Note that the above measurement config options should not impact the primary conclusions of this ticket.

Results for these tests are explored in the comments below. Postage stamp outputs at the visit level and coadd level are shown, and plots generated showing the differences in output photometry relative to the current defaults.

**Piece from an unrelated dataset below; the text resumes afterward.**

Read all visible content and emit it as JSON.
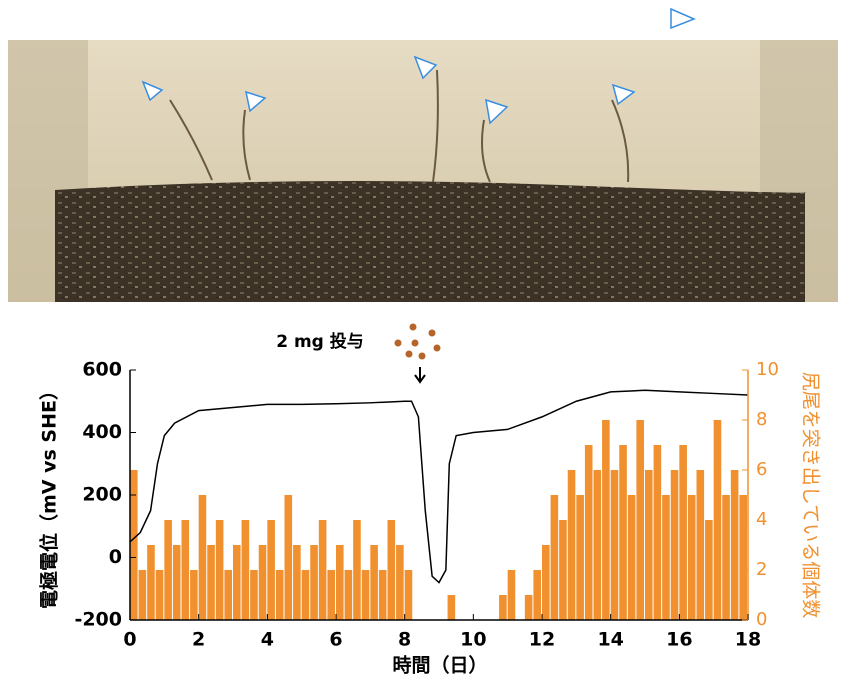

In summary, the final conclusion of this ticket is that the Chebyshev polynomial order should be reduced from its current default of 6 to the lower value of 1. Not only does this resolve the well-known sky oversubtraction issue around bright sources (the 'divot' problem), but is also physically motivated due to the simple nature of DC2 backgrounds established during DC2 image construction. A further reduction to order 0 produces undesirable effects at the coadd-level, namely, a visible imprint of the visit level detectors remain visible. It appears that not allowing the background fit to fit at least a sky gradient leads to these CCD edge effects remaining visible. Conversely, an increased background fitting order of 2 leads to residual remnant sky oversubtraction (divots) surrounding bright sources still existing in the imaging. Therefore, a reduced order of 1 appears to be the happy-medium with which to balance out all negative effects.